# Convert texts files to a data frame and save as parquet
It is easier to have one IO operation on a relatively small file (the output is ~19MB for training dataset) than have to read >10,000 very small text files. Admittedly the benefit on this relatively small size of data is minimal but having a single data frame of values makes it easier to perform further analysis, cleaning, and classification.

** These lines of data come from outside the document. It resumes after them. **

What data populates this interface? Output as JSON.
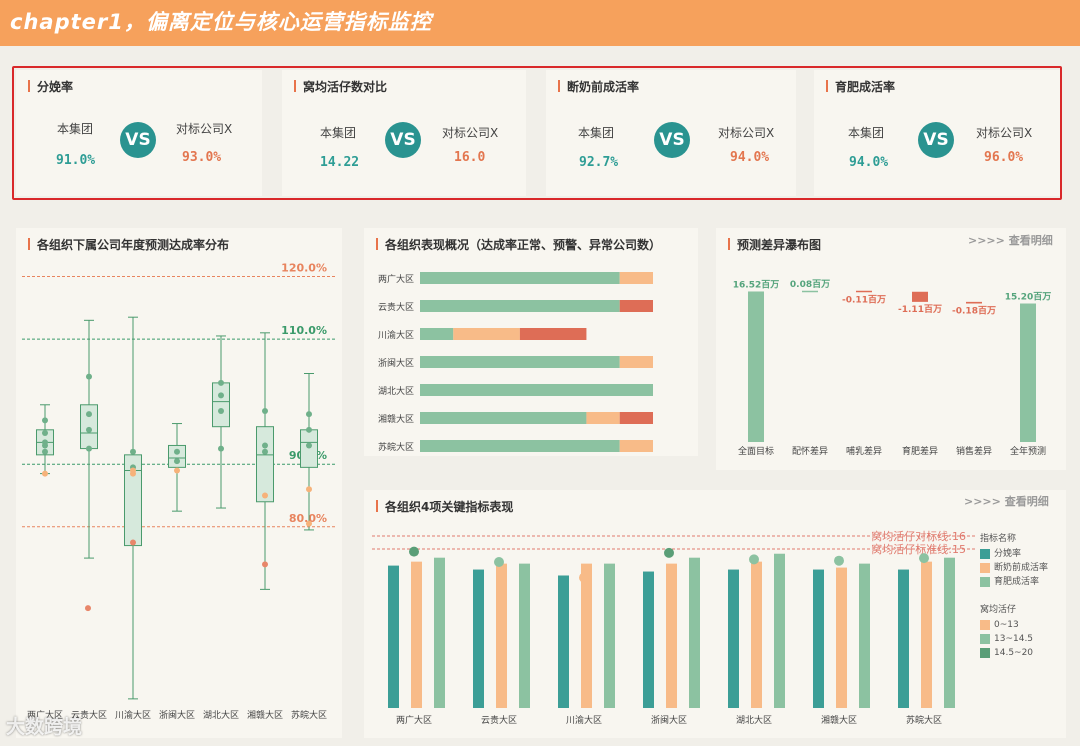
{
  "header": {
    "title": "chapter1，偏离定位与核心运营指标监控"
  },
  "kpis": [
    {
      "title": "分娩率",
      "label_a": "本集团",
      "label_b": "对标公司X",
      "value_a": "91.0%",
      "value_b": "93.0%",
      "vs": "VS"
    },
    {
      "title": "窝均活仔数对比",
      "label_a": "本集团",
      "label_b": "对标公司X",
      "value_a": "14.22",
      "value_b": "16.0",
      "vs": "VS"
    },
    {
      "title": "断奶前成活率",
      "label_a": "本集团",
      "label_b": "对标公司X",
      "value_a": "92.7%",
      "value_b": "94.0%",
      "vs": "VS"
    },
    {
      "title": "育肥成活率",
      "label_a": "本集团",
      "label_b": "对标公司X",
      "value_a": "94.0%",
      "value_b": "96.0%",
      "vs": "VS"
    }
  ],
  "colors": {
    "teal": "#2e9d95",
    "green": "#8cc2a1",
    "orange": "#f8bb88",
    "red": "#de6d56",
    "header": "#f6a15c"
  },
  "detail_link": ">>>> 查看明细",
  "watermark": "大数跨境",
  "chart_data": [
    {
      "type": "boxplot",
      "title": "各组织下属公司年度预测达成率分布",
      "categories": [
        "两广大区",
        "云贵大区",
        "川渝大区",
        "浙闽大区",
        "湖北大区",
        "湘赣大区",
        "苏皖大区"
      ],
      "reference_lines": [
        {
          "label": "120.0%",
          "value": 120,
          "color": "#e8845e"
        },
        {
          "label": "110.0%",
          "value": 110,
          "color": "#3a9a6a"
        },
        {
          "label": "90.0%",
          "value": 90,
          "color": "#3a9a6a"
        },
        {
          "label": "80.0%",
          "value": 80,
          "color": "#e8845e"
        }
      ],
      "ylim": [
        52,
        122
      ],
      "boxes": [
        {
          "min": 88.5,
          "q1": 91.5,
          "median": 93.5,
          "q3": 95.5,
          "max": 99.5,
          "points": [
            93,
            95,
            97,
            93.5,
            92
          ],
          "outliers_orange": [
            88.5
          ],
          "outliers_red": []
        },
        {
          "min": 75,
          "q1": 92.5,
          "median": 95,
          "q3": 99.5,
          "max": 113,
          "points": [
            92.5,
            95.5,
            98,
            104
          ],
          "outliers_orange": [],
          "outliers_red": [
            67
          ]
        },
        {
          "min": 52.5,
          "q1": 77,
          "median": 89,
          "q3": 91.5,
          "max": 113.5,
          "points": [
            92,
            89.5
          ],
          "outliers_orange": [
            89,
            88.5
          ],
          "outliers_red": [
            77.5
          ]
        },
        {
          "min": 82.5,
          "q1": 89.5,
          "median": 91,
          "q3": 93,
          "max": 96.5,
          "points": [
            92,
            90.5
          ],
          "outliers_orange": [
            89
          ],
          "outliers_red": []
        },
        {
          "min": 83,
          "q1": 96,
          "median": 100,
          "q3": 103,
          "max": 110.5,
          "points": [
            103,
            101,
            98.5,
            92.5
          ],
          "outliers_orange": [],
          "outliers_red": []
        },
        {
          "min": 70,
          "q1": 84,
          "median": 91.5,
          "q3": 96,
          "max": 111,
          "points": [
            98.5,
            93,
            92
          ],
          "outliers_orange": [
            85
          ],
          "outliers_red": [
            74
          ]
        },
        {
          "min": 79.5,
          "q1": 89.5,
          "median": 93.5,
          "q3": 95.5,
          "max": 104.5,
          "points": [
            95.5,
            93,
            98
          ],
          "outliers_orange": [
            86,
            80.5
          ],
          "outliers_red": []
        }
      ]
    },
    {
      "type": "bar",
      "stacked": true,
      "orientation": "horizontal",
      "title": "各组织表现概况（达成率正常、预警、异常公司数）",
      "categories": [
        "两广大区",
        "云贵大区",
        "川渝大区",
        "浙闽大区",
        "湖北大区",
        "湘赣大区",
        "苏皖大区"
      ],
      "series": [
        {
          "color": "#8cc2a1",
          "values": [
            6,
            6,
            1,
            6,
            7,
            5,
            6
          ]
        },
        {
          "color": "#f8bb88",
          "values": [
            1,
            0,
            2,
            1,
            0,
            1,
            1
          ]
        },
        {
          "color": "#de6d56",
          "values": [
            0,
            1,
            2,
            0,
            0,
            1,
            0
          ]
        }
      ]
    },
    {
      "type": "waterfall",
      "title": "预测差异瀑布图",
      "categories": [
        "全面目标",
        "配怀差异",
        "哺乳差异",
        "育肥差异",
        "销售差异",
        "全年预测"
      ],
      "values": [
        16.52,
        0.08,
        -0.11,
        -1.11,
        -0.18,
        15.2
      ],
      "labels": [
        "16.52百万",
        "0.08百万",
        "-0.11百万",
        "-1.11百万",
        "-0.18百万",
        "15.20百万"
      ],
      "ylim": [
        0,
        18
      ]
    },
    {
      "type": "bar",
      "title": "各组织4项关键指标表现",
      "categories": [
        "两广大区",
        "云贵大区",
        "川渝大区",
        "浙闽大区",
        "湖北大区",
        "湘赣大区",
        "苏皖大区"
      ],
      "series": [
        {
          "name": "分娩率",
          "color": "#3c9e96",
          "values": [
            91,
            90,
            88.5,
            89.5,
            90,
            90,
            90
          ]
        },
        {
          "name": "断奶前成活率",
          "color": "#f8bb88",
          "values": [
            92,
            91.5,
            91.5,
            91.5,
            92,
            90.5,
            92
          ]
        },
        {
          "name": "育肥成活率",
          "color": "#8cc2a1",
          "values": [
            93,
            91.5,
            91.5,
            93,
            94,
            91.5,
            93
          ]
        }
      ],
      "ylim": [
        55,
        100
      ],
      "dots": [
        {
          "value": 14.8,
          "group": "14.5~20",
          "color": "#5a9e77"
        },
        {
          "value": 14.0,
          "group": "13~14.5",
          "color": "#8cc2a1"
        },
        {
          "value": 12.8,
          "group": "0~13",
          "color": "#f8bb88"
        },
        {
          "value": 14.7,
          "group": "14.5~20",
          "color": "#5a9e77"
        },
        {
          "value": 14.2,
          "group": "13~14.5",
          "color": "#8cc2a1"
        },
        {
          "value": 14.1,
          "group": "13~14.5",
          "color": "#8cc2a1"
        },
        {
          "value": 14.3,
          "group": "13~14.5",
          "color": "#8cc2a1"
        }
      ],
      "dot_ylim": [
        8,
        18
      ],
      "lines": [
        {
          "label": "窝均活仔对标线:16",
          "value": 16
        },
        {
          "label": "窝均活仔标准线:15",
          "value": 15
        }
      ],
      "legend": {
        "title_1": "指标名称",
        "items_1": [
          "分娩率",
          "断奶前成活率",
          "育肥成活率"
        ],
        "title_2": "窝均活仔",
        "items_2": [
          {
            "name": "0~13",
            "color": "#f8bb88"
          },
          {
            "name": "13~14.5",
            "color": "#8cc2a1"
          },
          {
            "name": "14.5~20",
            "color": "#5a9e77"
          }
        ]
      }
    }
  ]
}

For this purpose we'll read all the files and dump them into a parquet file.

In [None]:
import glob
import pandas as pd
import os

train_files = glob.glob('../input/feedback-prize-2021/train/*.txt')
test_files = glob.glob('../input/feedback-prize-2021/test/*.txt')

def read_txts(files):
    '''
    Helper function to store all text read into a dictionary
    '''
    file_dict = {}
    for file in files:
        filename = file.split(os.path.sep)[-1].strip('.txt')
        with open(file,'r') as f:
            file_dict[filename] = [f.read()]
    return file_dict

# Generate dataframes
train_df = pd.DataFrame.from_dict(read_txts(train_files), orient='index', columns=['text'])
test_df = pd.DataFrame.from_dict(read_txts(test_files), orient='index', columns=['text'])

# save dataframes
os.makedirs('./feedback-prize-2021/')
train_df.to_parquet('./feedback-prize-2021/train_all.parquet')
test_df.to_parquet('./feedback-prize-2021/test_all.parquet')